Carmelo VIRONE, Prendre ses quartiers, Herbe qui tremble, coll. « D’autre part », 2026, 103 p., 16 €, ISBN : 978–2‑488–229173
Carmelo Virone est un poète discret, rare. Avec ce nouveau recueil, Prendre ses quartiers, le troisième depuis 2002, Virone pose ses bagages de bourlingueur littéraire. Qu’ils soient d’hiver ou d’été, il prend ses quartiers dans les territoires de l’enfance, là où la frontière entre mémoire et nostalgie se fait plus poreuse. Au fil du mots, les souvenirs éclosent par bribes. Éclats, pépites qui surgissent comme une surprise découverte, avec émerveillement, dans le creux de l’œuf en chocolat. Un peu de jus de groseille sur les mains, une marelle dessinée sur le pavé ou la toupie que l’enfant rêve de voir tourner indéfiniment, voilà sans doute les remparts contre le temps qui passe.
La toupie
Tourne tourne tourbillonne
L’enfant dans son ciré jaune
Le vent la prend dans ses bras
La joie lui donne des ailes
Peu s’en faut qu’elle s’envole
Entre la vague et le vent
Tant la force la transporte
Du monde immense autour d’elle
Qui s’engouffre dans les pans
De son petit ciré jaune
Du piano des scènes d’enfants de Robert Schumann au « blues des vieux os » qui clôt le recueil, le poète se remémore des morceaux d’existence, petits faits anodins juste en apparence. Car s’ils remontent à la surface, c’est pour mieux être cartographiés, projetés sur une mappemonde imaginaire aux méridiens intimes.
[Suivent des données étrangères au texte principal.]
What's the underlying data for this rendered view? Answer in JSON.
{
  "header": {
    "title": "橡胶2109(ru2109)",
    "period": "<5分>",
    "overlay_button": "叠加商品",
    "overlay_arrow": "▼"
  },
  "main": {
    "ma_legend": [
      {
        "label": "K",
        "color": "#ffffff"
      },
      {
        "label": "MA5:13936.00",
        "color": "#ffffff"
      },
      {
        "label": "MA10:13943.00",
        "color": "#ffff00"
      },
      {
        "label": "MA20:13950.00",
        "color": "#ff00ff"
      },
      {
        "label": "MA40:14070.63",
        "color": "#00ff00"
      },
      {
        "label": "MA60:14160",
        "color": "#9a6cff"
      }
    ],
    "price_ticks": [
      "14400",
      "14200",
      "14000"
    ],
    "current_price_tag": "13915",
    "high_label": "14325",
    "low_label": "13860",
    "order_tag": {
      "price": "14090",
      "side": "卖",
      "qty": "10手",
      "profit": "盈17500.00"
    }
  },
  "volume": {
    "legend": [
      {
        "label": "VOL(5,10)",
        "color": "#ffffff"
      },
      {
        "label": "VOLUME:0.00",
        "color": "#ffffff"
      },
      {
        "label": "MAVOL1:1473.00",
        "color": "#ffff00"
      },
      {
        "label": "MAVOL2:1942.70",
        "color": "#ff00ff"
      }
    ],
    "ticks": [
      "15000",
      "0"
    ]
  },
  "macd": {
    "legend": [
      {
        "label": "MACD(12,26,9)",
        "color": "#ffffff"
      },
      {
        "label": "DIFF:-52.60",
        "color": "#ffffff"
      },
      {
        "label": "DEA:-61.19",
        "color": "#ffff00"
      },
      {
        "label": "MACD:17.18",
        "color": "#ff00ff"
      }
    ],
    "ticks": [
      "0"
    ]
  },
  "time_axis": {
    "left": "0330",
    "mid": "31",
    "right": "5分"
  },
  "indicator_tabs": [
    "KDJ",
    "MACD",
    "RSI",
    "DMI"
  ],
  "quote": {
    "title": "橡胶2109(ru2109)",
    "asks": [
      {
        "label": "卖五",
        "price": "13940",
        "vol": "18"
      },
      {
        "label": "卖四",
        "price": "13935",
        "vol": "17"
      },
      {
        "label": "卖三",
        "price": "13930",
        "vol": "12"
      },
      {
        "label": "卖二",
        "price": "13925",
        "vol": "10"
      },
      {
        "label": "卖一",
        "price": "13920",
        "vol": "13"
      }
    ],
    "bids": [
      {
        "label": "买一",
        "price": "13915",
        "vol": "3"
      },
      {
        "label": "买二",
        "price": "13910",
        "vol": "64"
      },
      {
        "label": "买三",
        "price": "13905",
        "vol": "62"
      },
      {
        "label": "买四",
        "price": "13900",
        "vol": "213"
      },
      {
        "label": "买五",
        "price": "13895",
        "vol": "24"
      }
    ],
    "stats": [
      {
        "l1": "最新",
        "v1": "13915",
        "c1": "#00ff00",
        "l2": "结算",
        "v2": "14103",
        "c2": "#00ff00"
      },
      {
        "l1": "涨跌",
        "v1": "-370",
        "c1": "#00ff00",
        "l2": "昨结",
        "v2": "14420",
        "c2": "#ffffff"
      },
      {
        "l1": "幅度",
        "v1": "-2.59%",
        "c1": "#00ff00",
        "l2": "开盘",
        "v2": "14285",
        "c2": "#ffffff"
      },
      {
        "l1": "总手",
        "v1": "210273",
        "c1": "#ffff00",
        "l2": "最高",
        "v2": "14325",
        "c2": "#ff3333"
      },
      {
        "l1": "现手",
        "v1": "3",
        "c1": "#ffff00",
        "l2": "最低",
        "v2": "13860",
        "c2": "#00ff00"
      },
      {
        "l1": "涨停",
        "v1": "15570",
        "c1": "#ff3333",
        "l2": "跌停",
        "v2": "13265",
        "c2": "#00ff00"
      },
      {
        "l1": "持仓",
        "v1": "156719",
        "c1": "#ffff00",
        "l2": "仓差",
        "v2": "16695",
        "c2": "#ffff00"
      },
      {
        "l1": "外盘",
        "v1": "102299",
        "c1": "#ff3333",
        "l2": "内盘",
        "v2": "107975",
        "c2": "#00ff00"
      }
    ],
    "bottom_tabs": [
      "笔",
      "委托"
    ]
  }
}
J’ouvre la carte de la ville
Souvent c’est toi qui fais ce geste
J’ai perdu mon chemin
Et te retrouve toi
et ta main qui me montre
vers où nous marcherons […]
Les escales du poète sont géographiques et charnelles, elles déplient pour nous la carte des amitiés perdues, des corps caressés, des villes traversées. Et nous le suivons volontiers, déchiffrant son planisphère comme si nous percevions, dans ces quartiers périphériques, les mêmes axes, les mêmes vallons, les mêmes souvenirs de corps ravalés.
[…]
Un monde entre chaque mot
un nom pour chacun de nos corps
limite de chair et d’os
qui nous relie aux disparus
qui nous désigne et nous prolonge
et le temps fait de notre peau
un palimpseste un parchemin
où s’écrivent nos mues nos histoires
et les mots que nous échangeons.
Rony Demaeseneer
Carmelo Virone à la Foire du livre
Dédicaces :
- Jeudi 26 mars 15h-16h – Stand 337 (Hall 3)
- Jeudi 26 mars 16h-17h – Stand 227 (Hall 2)
- Dimanche 29 mars 11h-14h – Stand 320 (Hall 3)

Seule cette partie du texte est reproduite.